Since the league began enforcing its rules and checking for sticky substances that help pitchers improve their grip, Richards has seen his ERA balloon from 4.09 to as high as 4.96 (it’s now at 4.91). He’s given up four or more earned runs in four of his last six starts, and he hasn’t pitched six or more innings in a game in nearly two months.

It’s true, of course, that offense is generally up throughout Major League Baseball after a trying start to the season. Though strikeout and walk rates haven’t changed much in either league since June 15, basically every other major batting statistic, from average to slugging percentage to wRC+, has shot up. So Richards isn’t unique in struggling to contain offenses.


But his normally electric stuff appears to be suffering more than almost any other pitcher’s in the league.

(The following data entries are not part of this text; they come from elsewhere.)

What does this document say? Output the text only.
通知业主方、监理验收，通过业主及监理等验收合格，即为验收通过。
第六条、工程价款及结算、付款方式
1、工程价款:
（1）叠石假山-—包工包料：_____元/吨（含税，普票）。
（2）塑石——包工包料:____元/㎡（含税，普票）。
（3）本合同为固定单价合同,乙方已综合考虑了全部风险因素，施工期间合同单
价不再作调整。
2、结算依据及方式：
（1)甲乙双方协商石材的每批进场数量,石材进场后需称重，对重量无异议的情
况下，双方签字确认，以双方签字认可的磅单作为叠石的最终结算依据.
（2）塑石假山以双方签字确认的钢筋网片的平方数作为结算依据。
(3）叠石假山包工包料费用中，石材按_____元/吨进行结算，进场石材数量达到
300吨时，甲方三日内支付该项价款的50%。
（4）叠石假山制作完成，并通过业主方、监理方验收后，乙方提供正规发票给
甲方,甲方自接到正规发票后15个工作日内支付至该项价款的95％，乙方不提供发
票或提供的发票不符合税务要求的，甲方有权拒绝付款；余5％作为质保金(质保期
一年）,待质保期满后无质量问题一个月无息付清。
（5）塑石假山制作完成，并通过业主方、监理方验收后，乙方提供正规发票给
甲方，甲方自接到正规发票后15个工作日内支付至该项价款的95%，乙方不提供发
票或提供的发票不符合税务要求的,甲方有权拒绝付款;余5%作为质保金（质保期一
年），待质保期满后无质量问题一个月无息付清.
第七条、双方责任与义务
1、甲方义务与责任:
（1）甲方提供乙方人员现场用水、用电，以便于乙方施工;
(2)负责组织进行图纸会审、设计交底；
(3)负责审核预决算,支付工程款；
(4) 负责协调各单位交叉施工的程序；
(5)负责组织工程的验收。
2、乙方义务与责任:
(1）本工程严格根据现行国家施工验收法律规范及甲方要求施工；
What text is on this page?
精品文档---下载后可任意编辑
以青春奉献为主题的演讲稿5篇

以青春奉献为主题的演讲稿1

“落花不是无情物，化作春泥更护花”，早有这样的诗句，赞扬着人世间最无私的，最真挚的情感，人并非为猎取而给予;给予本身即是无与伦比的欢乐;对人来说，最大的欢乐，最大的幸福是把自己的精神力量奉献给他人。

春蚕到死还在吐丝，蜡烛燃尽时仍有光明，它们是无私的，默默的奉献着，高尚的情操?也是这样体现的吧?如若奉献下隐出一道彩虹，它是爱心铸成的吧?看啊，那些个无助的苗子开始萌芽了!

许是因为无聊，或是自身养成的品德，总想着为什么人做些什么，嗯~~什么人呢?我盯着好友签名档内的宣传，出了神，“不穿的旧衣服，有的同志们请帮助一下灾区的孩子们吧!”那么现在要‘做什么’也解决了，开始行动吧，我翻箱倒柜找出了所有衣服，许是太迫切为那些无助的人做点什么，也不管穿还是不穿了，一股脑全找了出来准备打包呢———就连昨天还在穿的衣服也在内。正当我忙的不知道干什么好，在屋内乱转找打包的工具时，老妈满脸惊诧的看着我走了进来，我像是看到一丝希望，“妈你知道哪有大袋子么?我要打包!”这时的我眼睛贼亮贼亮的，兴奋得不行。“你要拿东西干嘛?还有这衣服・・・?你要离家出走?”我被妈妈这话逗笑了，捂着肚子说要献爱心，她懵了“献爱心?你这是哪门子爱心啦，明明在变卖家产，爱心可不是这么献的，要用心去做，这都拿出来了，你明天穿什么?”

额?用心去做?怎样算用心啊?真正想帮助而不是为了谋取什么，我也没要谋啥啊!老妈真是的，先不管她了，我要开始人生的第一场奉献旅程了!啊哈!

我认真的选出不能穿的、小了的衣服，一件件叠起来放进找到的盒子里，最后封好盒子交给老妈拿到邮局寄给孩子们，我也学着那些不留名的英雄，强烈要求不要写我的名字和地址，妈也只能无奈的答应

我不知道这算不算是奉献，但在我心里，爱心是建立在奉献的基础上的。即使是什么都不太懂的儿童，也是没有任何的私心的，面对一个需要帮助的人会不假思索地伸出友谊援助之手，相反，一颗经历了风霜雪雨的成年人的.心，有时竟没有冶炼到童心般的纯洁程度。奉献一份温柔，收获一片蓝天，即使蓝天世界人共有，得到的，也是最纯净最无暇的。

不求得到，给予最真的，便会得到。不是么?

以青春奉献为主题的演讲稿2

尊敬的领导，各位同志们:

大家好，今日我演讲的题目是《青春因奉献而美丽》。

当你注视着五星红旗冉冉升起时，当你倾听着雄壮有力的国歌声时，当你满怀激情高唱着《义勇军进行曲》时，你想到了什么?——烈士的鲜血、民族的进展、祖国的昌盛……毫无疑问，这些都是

A study by the New York Times revealed that Richards’s fastball spin rates suffered the third-largest drop of the 131 pitchers in its analysis, which dates back to 2017. Though the Red Sox hurler’s fastball has generally been just a touch below his season average in his starts since the rule changes, his heater has lost an average of 206 revolutions per minute over that time frame.

Only James Kaprielian of the Oakland Athletics and Trevor Bauer of the Los Angeles Dodgers, respectively, have seen their fastball spin rates dip more than Richards’s since June 15. During that time frame, his fastball has recorded a better-than-average pitch value in a start just once according to Fangraphs — his latest appearance on July 9 against Philadelphia.

Richards’s fastball especially failed him in the three starts immediately after the substance crackdown, with his fastball being one of his worst pitches in terms of runs above average.

Despite his manager’s insistence that spin rate wasn’t a problem, Richards fueled the conversation with his wrathful comments about the new regulations. But his numbers have slowly trended in the right direction as he’s allowed five earned runs in his first two starts of the month.


“I’ve had to reinvent a lot of things, but I’ve already talked about that stuff, so I’m trying to move forward,” he said after his latest start. “I’m trying to improve. I’m about taking steps forward now.”

He’ll try to keep that momentum going against the Toronto Blue Jays Tuesday evening and add to a more positive overall trend for Red Sox pitchers, who have a better ERA since MLB’s new substance enforcement rules than they did before it.